A number of measures on the San Francisco poll cruised to victory Tuesday whereas two further measures have been nonetheless too near name. Going through a $1.5 billion price range deficit, San Francisco Metropolis Corridor had turned towards voters to assist fill that hole.

Of the tax measures on the poll this 12 months, just one — Proposition F, an enormous enterprise tax overhaul — had unanimous help from Mayor London Breed and the Board of Supervisors. Cash from that measure was vital to retaining the town’s delicately balanced price range intact.

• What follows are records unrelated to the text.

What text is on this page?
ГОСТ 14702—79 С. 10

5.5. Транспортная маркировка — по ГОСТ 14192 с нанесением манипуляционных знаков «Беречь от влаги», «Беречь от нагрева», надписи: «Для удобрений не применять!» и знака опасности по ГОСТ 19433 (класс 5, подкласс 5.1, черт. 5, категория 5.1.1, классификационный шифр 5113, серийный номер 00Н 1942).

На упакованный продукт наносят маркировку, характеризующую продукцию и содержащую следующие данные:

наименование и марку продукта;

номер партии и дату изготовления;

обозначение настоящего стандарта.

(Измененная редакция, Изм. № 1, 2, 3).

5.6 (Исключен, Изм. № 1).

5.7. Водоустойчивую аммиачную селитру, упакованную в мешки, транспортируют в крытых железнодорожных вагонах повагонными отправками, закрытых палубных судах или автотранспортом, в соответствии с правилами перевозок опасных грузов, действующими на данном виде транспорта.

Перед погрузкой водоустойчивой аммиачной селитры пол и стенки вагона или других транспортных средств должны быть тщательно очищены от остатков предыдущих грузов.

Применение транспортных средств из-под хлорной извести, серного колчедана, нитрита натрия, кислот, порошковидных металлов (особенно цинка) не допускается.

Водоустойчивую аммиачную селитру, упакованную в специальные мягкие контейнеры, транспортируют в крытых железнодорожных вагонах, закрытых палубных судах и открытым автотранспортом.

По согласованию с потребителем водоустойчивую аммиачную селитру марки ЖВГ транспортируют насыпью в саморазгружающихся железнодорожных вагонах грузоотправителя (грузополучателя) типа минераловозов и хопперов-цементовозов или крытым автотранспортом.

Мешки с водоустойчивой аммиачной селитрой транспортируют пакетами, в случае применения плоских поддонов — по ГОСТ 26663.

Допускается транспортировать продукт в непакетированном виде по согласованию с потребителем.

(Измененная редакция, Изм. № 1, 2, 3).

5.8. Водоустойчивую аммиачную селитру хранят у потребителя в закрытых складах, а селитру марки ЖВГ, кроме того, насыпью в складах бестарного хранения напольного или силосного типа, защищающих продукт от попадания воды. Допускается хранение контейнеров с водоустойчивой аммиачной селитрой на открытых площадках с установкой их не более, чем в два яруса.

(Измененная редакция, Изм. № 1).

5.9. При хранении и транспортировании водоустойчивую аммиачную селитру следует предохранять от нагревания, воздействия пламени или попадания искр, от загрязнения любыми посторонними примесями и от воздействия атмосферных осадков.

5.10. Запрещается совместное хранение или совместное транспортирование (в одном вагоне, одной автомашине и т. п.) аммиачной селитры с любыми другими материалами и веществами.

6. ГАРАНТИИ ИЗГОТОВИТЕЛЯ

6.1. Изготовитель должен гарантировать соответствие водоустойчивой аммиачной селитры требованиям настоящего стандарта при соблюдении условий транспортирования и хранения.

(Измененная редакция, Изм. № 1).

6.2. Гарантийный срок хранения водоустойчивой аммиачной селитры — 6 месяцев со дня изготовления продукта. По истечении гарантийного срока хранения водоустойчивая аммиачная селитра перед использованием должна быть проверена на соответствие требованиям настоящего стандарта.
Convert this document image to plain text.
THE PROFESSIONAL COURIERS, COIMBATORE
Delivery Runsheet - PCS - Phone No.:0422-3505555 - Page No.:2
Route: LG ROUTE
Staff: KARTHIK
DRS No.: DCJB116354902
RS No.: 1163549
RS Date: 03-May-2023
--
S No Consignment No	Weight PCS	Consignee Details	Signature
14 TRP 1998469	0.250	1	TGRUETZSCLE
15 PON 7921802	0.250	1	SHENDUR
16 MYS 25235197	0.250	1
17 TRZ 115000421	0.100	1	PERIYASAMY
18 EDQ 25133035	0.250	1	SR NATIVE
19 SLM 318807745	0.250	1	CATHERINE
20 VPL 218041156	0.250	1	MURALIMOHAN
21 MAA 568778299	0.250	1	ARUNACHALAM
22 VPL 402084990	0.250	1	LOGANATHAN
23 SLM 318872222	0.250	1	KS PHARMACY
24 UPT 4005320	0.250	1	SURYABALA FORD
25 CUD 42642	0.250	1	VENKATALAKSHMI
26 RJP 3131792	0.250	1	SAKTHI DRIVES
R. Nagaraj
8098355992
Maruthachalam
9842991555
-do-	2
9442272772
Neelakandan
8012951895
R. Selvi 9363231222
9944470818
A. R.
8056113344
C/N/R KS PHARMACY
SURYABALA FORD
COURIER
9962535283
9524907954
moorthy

However Breed was pissed off by the board, which positioned a couple of different taxes on the poll this 12 months. They embody Proposition L, a tax on corporations whose CEOs are paid far greater than the typical worker, and Proposition I, an elevated real-estate switch tax on properties value $10 million or extra.

The concern? Tax fatigue from voters, a lot of whom have misplaced jobs or had their lives upended by the pandemic.

Other than taxes, voters additionally confronted an eclectic mixture of questions this November — starting from how a lot energy the Division of Public Works ought to have as to whether non-citizens ought to be capable to serve on commissions and boards.

Right here’s the place the measures stood as of Wednesday with 91,000 votes nonetheless to be counted:

Proposition A: A $487.5 million bond measure handed simply, with the cash going to homelessness, psychological well being, parks and infrastructure initiatives. It wanted a two-thirds super-majority to go. This measure had widespread political help, together with from each Breed and the Board of Supervisors.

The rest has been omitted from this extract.